Genetik araştırmalara göre içinde yaşadığımız medeniyet öncesinde, kadınların 80%si genlerini gelecek nesillere aktarabilmişken, erkeklerin sadece 40%si genlerini gelecek nesillere aktarabilmiş. Erkek egemenlik hiyerarşisinin tepe 20%sine alfa erkek, onun altındaki 60%ye beta erkek dersek, kabaca betaların büyük çoğunluğu ve omegaların (erkek egemenlik hiyerarşisinin kaybeden 20%lik tabanı) tamamı çiftleşme potansiyeli bulamamış. Burdan tabii bariz sonuç olarak tepedeki azınlık birçok kadına sahipken, tabandaki çoğunluk hiçbir kadınla birlikte olamamış diyebiliriz. Yine görünen o ki kadınlar çağlar boyunca bir alfanın hareminde, onun birden fazla kadınından biri olmayı, kendine adanmış bir betanın kadını olmaya tercih etmişler.

Modern medeniyete sahip toplumların, daha doğal ama ilkel toplumlara üstünlüğü de işte tam bu noktadaki inovasyonları. Goriller, şempanzeler ve ilkel insan toplulukları üzerinde yapılan çalışmalar gösteriyor ki erkekler çok-eşli ve önüne gelenle yatmaya meyilli. Bu şaşırtıcı değil ama aynı araştırmalar dişilerin de tek-eşli değil hipergamik olduklarını gösteriyor. Bir kadın belli bir zamanda sadece bir erkekle birlikte belki ama erkeklerin egemenlik hiyerarşisindeki yerleri dalgalandıkça, piramidin altına doğru düşen erkeği bırakıp, yukarısına çıkan erkeğe gitmek gibi bir eğilimleri var. Bu arada şimdiye kadar “neden tek-eşli ilişkiye girmeyi ilk isteyen kadın olmasına rağmen genelde ilk çıkmayı isteyen de kadın” diye sorduysanız, işte cevabınız.

Neyse, modern medeniyetin şehirler ve ordular kurmak gibi misyonları için her erkeğin toplumda bir yatırımı ve o topluma hayatının önemli bir kısmını harcaması için bir nedeni olması lazım. Avcı – toplayıcı toplumda kadınsız kalan betaların böyle bir motivasyonu hiç olmamış. Neden olsun ki? Bir kadın ve çocuklarına kaynak sağlamak gibi bir derdi olmayan avcı – toplayıcı betanın, artı-değer üretecek bir aktiviteye girmesinin, kendisi için hiçbir anlamı yok.

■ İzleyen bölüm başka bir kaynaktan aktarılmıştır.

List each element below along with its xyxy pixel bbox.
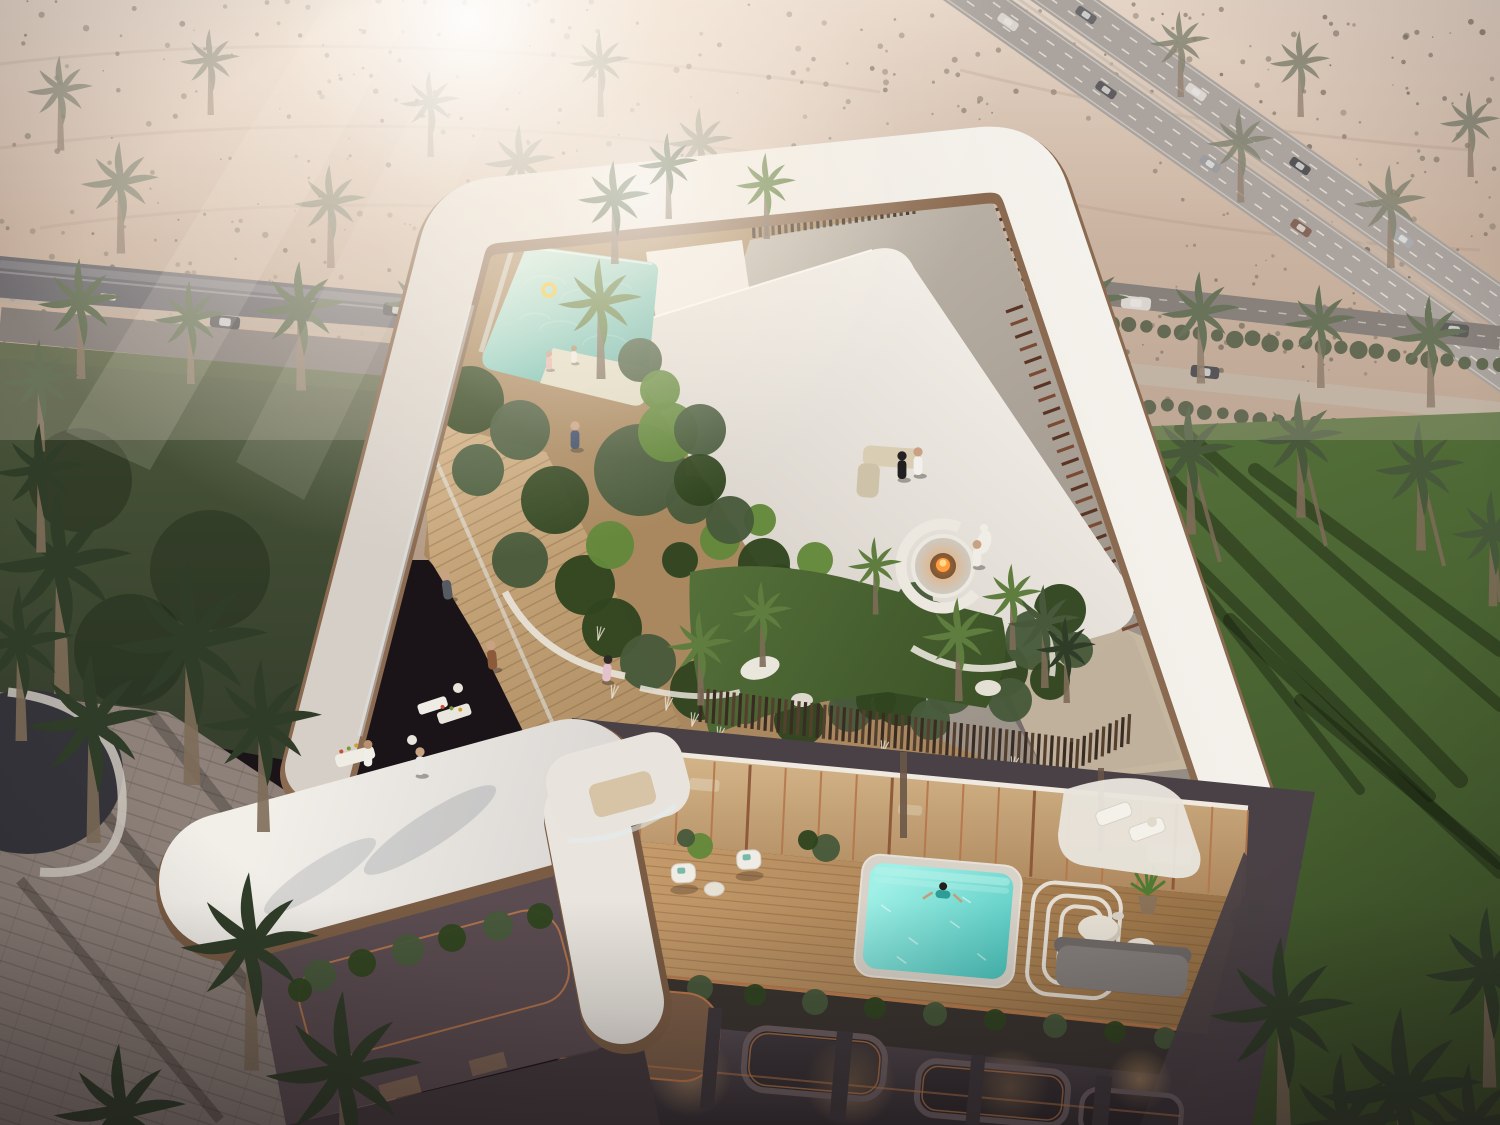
aerial-architectural-rendering <box>0 0 1500 1125</box>
vignette <box>0 0 1500 1125</box>
rendering-stage <box>0 0 1500 1125</box>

Tarım toplumu sonrası medeniyet bu sorunu, kadınların hipergamisini bastırarak ve onları betalardan biri ile hayat boyu aile kurumuna girmeye zorlayarak çözmüş. Bütün bu namus, bekaret, kızı babanın kocaya vermesi vs. gibi toplumsal sözleşmeler “her betaya bir kadın” stratejisini gerçekleştirmek için var. DNA testi öncesi erkeklerin bir aile kurmasını ve kurdukları ailede yetiştirdikleri çocuğun kendisine ait olduğuna mümkün olduğunca emin olmasını sağlayan toplumsal gelenekler bunlar. Böylece oluşan çekirdek aile, betaların toplumda bir yatırımının olmasını ve onların hayatlarının önemli kısmını topluma harcamasını sağlamış. Bütün erkeklerini topluma artı – değer üretir hale getiren medeniyetlerin, erkeklerin yüzde 60nını toplum için kılını kıpırdatacak nedeni olmayan ilkel toplumları alaşağı etmesi şaşırtıcı değil.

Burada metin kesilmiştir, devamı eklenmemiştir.